Our junior varsity team had done well win/loss record wise. It seemed that we had a grasp on our plays and conditioning. I did not see much playing time, (the anxiety ridden teenage Matt seldom could muster the “juice” to bother the coach for more playing time). I was more of a caricature at times, being known for body slamming people on special teams. Our season ended well, then our entire team was invited to suit up for the rest of the varsity’s season.
It was killer. Drills and running was unreal. Most of us were huffing and puffing. The coach wasn’t happy and I don’t blame. Varsity had tanked all but one of their games. Their team had numerous injuries, which coach called “f*cking cripples”. I had thought well of most of them, but naturally they sucked.
I ended up playing more in those two games than my entire JV season. Three of our top players put in some decent stats. I had some “okay” plays. But the eighty unanswered points put on us didn’t help make things “feel” salvageable.
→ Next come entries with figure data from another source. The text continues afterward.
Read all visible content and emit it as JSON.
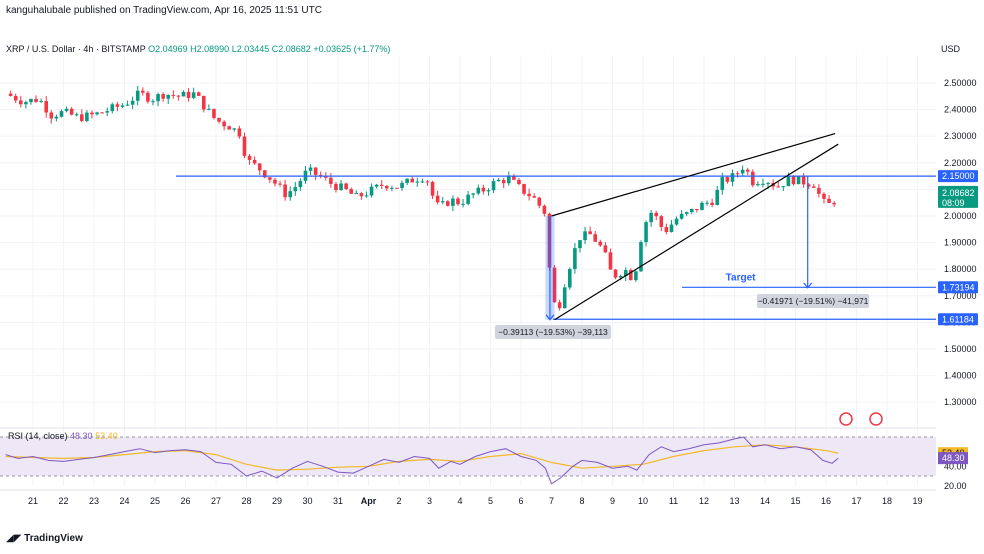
{
  "header": {
    "published": "kanguhalubale published on TradingView.com, Apr 16, 2025 11:51 UTC"
  },
  "legend": {
    "symbol": "XRP / U.S. Dollar · 4h · BITSTAMP",
    "open": "O2.04969",
    "high": "H2.08990",
    "low": "L2.03445",
    "close": "C2.08682",
    "change": "+0.03625 (+1.77%)"
  },
  "currency": "USD",
  "footer": {
    "brand": "TradingView"
  },
  "colors": {
    "up": "#089981",
    "down": "#f23645",
    "blue": "#2962ff",
    "rsi_line": "#7e57c2",
    "rsi_ma": "#f2b92b",
    "rsi_bg": "#ede7f6"
  },
  "chart_data": [
    {
      "type": "candlestick",
      "ylim": [
        1.2,
        2.6
      ],
      "y_ticks": [
        "2.50000",
        "2.40000",
        "2.30000",
        "2.20000",
        "2.10000",
        "2.00000",
        "1.90000",
        "1.80000",
        "1.70000",
        "1.60000",
        "1.50000",
        "1.40000",
        "1.30000"
      ],
      "y_tick_values": [
        2.5,
        2.4,
        2.3,
        2.2,
        2.1,
        2.0,
        1.9,
        1.8,
        1.7,
        1.6,
        1.5,
        1.4,
        1.3
      ],
      "x_ticks": [
        "21",
        "22",
        "23",
        "24",
        "25",
        "26",
        "27",
        "28",
        "29",
        "30",
        "31",
        "Apr",
        "2",
        "3",
        "4",
        "5",
        "6",
        "7",
        "8",
        "9",
        "10",
        "11",
        "12",
        "13",
        "14",
        "15",
        "16",
        "17",
        "18",
        "19"
      ],
      "x_tick_days": [
        0,
        1,
        2,
        3,
        4,
        5,
        6,
        7,
        8,
        9,
        10,
        11,
        12,
        13,
        14,
        15,
        16,
        17,
        18,
        19,
        20,
        21,
        22,
        23,
        24,
        25,
        26,
        27,
        28,
        29
      ],
      "x_axis_note": "x values are days from Mar 21, 2025",
      "close_path": [
        [
          -0.9,
          2.46
        ],
        [
          -0.3,
          2.43
        ],
        [
          0.2,
          2.44
        ],
        [
          0.6,
          2.38
        ],
        [
          1.0,
          2.39
        ],
        [
          1.5,
          2.37
        ],
        [
          2.0,
          2.38
        ],
        [
          2.5,
          2.4
        ],
        [
          3.0,
          2.42
        ],
        [
          3.5,
          2.46
        ],
        [
          3.9,
          2.44
        ],
        [
          4.3,
          2.46
        ],
        [
          4.8,
          2.45
        ],
        [
          5.3,
          2.46
        ],
        [
          5.7,
          2.4
        ],
        [
          6.0,
          2.36
        ],
        [
          6.4,
          2.34
        ],
        [
          6.8,
          2.31
        ],
        [
          7.0,
          2.21
        ],
        [
          7.4,
          2.18
        ],
        [
          7.8,
          2.14
        ],
        [
          8.3,
          2.08
        ],
        [
          8.6,
          2.11
        ],
        [
          9.0,
          2.17
        ],
        [
          9.4,
          2.15
        ],
        [
          9.8,
          2.12
        ],
        [
          10.2,
          2.1
        ],
        [
          10.6,
          2.07
        ],
        [
          11.0,
          2.09
        ],
        [
          11.5,
          2.12
        ],
        [
          12.0,
          2.11
        ],
        [
          12.5,
          2.14
        ],
        [
          12.9,
          2.15
        ],
        [
          13.0,
          2.1
        ],
        [
          13.3,
          2.03
        ],
        [
          13.7,
          2.06
        ],
        [
          14.0,
          2.05
        ],
        [
          14.4,
          2.08
        ],
        [
          14.8,
          2.1
        ],
        [
          15.2,
          2.13
        ],
        [
          15.6,
          2.14
        ],
        [
          16.0,
          2.1
        ],
        [
          16.4,
          2.07
        ],
        [
          16.8,
          2.01
        ],
        [
          17.0,
          1.7
        ],
        [
          17.2,
          1.64
        ],
        [
          17.5,
          1.78
        ],
        [
          17.9,
          1.92
        ],
        [
          18.3,
          1.93
        ],
        [
          18.7,
          1.87
        ],
        [
          19.0,
          1.77
        ],
        [
          19.4,
          1.8
        ],
        [
          19.7,
          1.76
        ],
        [
          20.0,
          1.96
        ],
        [
          20.3,
          2.02
        ],
        [
          20.7,
          1.94
        ],
        [
          21.1,
          1.99
        ],
        [
          21.5,
          2.01
        ],
        [
          21.9,
          2.04
        ],
        [
          22.3,
          2.06
        ],
        [
          22.6,
          2.13
        ],
        [
          23.0,
          2.15
        ],
        [
          23.3,
          2.19
        ],
        [
          23.6,
          2.13
        ],
        [
          24.0,
          2.14
        ],
        [
          24.4,
          2.11
        ],
        [
          24.8,
          2.14
        ],
        [
          25.2,
          2.13
        ],
        [
          25.6,
          2.12
        ],
        [
          25.9,
          2.05
        ],
        [
          26.2,
          2.04
        ],
        [
          26.4,
          2.09
        ]
      ],
      "horizontal_levels": [
        {
          "value": 2.15,
          "label": "2.15000",
          "style": "resistance"
        },
        {
          "value": 1.73194,
          "label": "1.73194",
          "style": "target"
        },
        {
          "value": 1.61184,
          "label": "1.61184",
          "style": "low"
        }
      ],
      "last_price": {
        "value": 2.08682,
        "label": "2.08682",
        "countdown": "08:09"
      },
      "rising_wedge": {
        "upper": [
          [
            17.0,
            2.0
          ],
          [
            26.3,
            2.31
          ]
        ],
        "lower": [
          [
            17.1,
            1.61
          ],
          [
            26.4,
            2.27
          ]
        ]
      },
      "measure_boxes": [
        {
          "x_start": 16.8,
          "x_end": 17.1,
          "y_start": 2.0,
          "y_end": 1.61,
          "label": "−0.39113 (−19.53%) −39,113"
        },
        {
          "x": 25.4,
          "y_start": 2.15,
          "y_end": 1.73,
          "label": "−0.41971 (−19.51%) −41,971"
        }
      ],
      "annotations": [
        {
          "text": "Target",
          "x": 23.2,
          "y": 1.75
        }
      ]
    },
    {
      "type": "line",
      "title": "RSI (14, close)",
      "series": [
        {
          "name": "48.30",
          "color": "#7e57c2",
          "last": 48.3
        },
        {
          "name": "53.40",
          "color": "#f2b92b",
          "last": 53.4
        }
      ],
      "ylim": [
        10,
        90
      ],
      "band": [
        30,
        70
      ],
      "y_ticks": [
        "40.00",
        "20.00"
      ],
      "y_tick_values": [
        40,
        20
      ],
      "rsi_values": [
        [
          -0.9,
          52
        ],
        [
          -0.5,
          48
        ],
        [
          0,
          50
        ],
        [
          0.5,
          46
        ],
        [
          1.0,
          45
        ],
        [
          1.5,
          47
        ],
        [
          2.0,
          49
        ],
        [
          2.5,
          52
        ],
        [
          3.0,
          55
        ],
        [
          3.5,
          58
        ],
        [
          4.0,
          54
        ],
        [
          4.5,
          56
        ],
        [
          5.0,
          57
        ],
        [
          5.5,
          55
        ],
        [
          6.0,
          44
        ],
        [
          6.5,
          42
        ],
        [
          7.0,
          30
        ],
        [
          7.5,
          35
        ],
        [
          8.0,
          28
        ],
        [
          8.5,
          38
        ],
        [
          9.0,
          45
        ],
        [
          9.5,
          40
        ],
        [
          10.0,
          34
        ],
        [
          10.5,
          33
        ],
        [
          11.0,
          40
        ],
        [
          11.5,
          47
        ],
        [
          12.0,
          44
        ],
        [
          12.5,
          50
        ],
        [
          13.0,
          48
        ],
        [
          13.3,
          38
        ],
        [
          13.7,
          45
        ],
        [
          14.0,
          42
        ],
        [
          14.5,
          50
        ],
        [
          15.0,
          55
        ],
        [
          15.5,
          58
        ],
        [
          16.0,
          50
        ],
        [
          16.5,
          46
        ],
        [
          16.8,
          38
        ],
        [
          17.0,
          22
        ],
        [
          17.3,
          28
        ],
        [
          17.7,
          40
        ],
        [
          18.0,
          46
        ],
        [
          18.5,
          44
        ],
        [
          19.0,
          38
        ],
        [
          19.5,
          40
        ],
        [
          19.8,
          36
        ],
        [
          20.2,
          52
        ],
        [
          20.6,
          60
        ],
        [
          21.0,
          55
        ],
        [
          21.5,
          58
        ],
        [
          22.0,
          62
        ],
        [
          22.5,
          64
        ],
        [
          23.0,
          68
        ],
        [
          23.3,
          70
        ],
        [
          23.6,
          60
        ],
        [
          24.0,
          62
        ],
        [
          24.5,
          58
        ],
        [
          25.0,
          60
        ],
        [
          25.5,
          57
        ],
        [
          25.9,
          46
        ],
        [
          26.2,
          43
        ],
        [
          26.4,
          48.3
        ]
      ],
      "ma_values": [
        [
          -0.9,
          50
        ],
        [
          0,
          49
        ],
        [
          1.0,
          48
        ],
        [
          2.0,
          49
        ],
        [
          3.0,
          52
        ],
        [
          4.0,
          55
        ],
        [
          5.0,
          56
        ],
        [
          6.0,
          52
        ],
        [
          7.0,
          42
        ],
        [
          8.0,
          36
        ],
        [
          9.0,
          37
        ],
        [
          10.0,
          39
        ],
        [
          11.0,
          40
        ],
        [
          12.0,
          45
        ],
        [
          13.0,
          47
        ],
        [
          14.0,
          45
        ],
        [
          15.0,
          50
        ],
        [
          16.0,
          53
        ],
        [
          17.0,
          44
        ],
        [
          18.0,
          38
        ],
        [
          19.0,
          40
        ],
        [
          20.0,
          42
        ],
        [
          21.0,
          50
        ],
        [
          22.0,
          56
        ],
        [
          23.0,
          60
        ],
        [
          24.0,
          62
        ],
        [
          25.0,
          60
        ],
        [
          26.0,
          56
        ],
        [
          26.4,
          53.4
        ]
      ]
    }
  ]
}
Our high school football team carried on for several years in the bottom of the standings. I had hung it up after that season. After a frank discussion with the coach, specifically how I saw myself on the team as a teammate, I know I wasn’t what the team needed. I had knew that I couldn’t keep them from sucking.
The experience helped me to look at every redneck that proclaims their podunk school’s team to be the best. Their school’s team sucked, just like mine did. They didn’t make it any better and neither did I.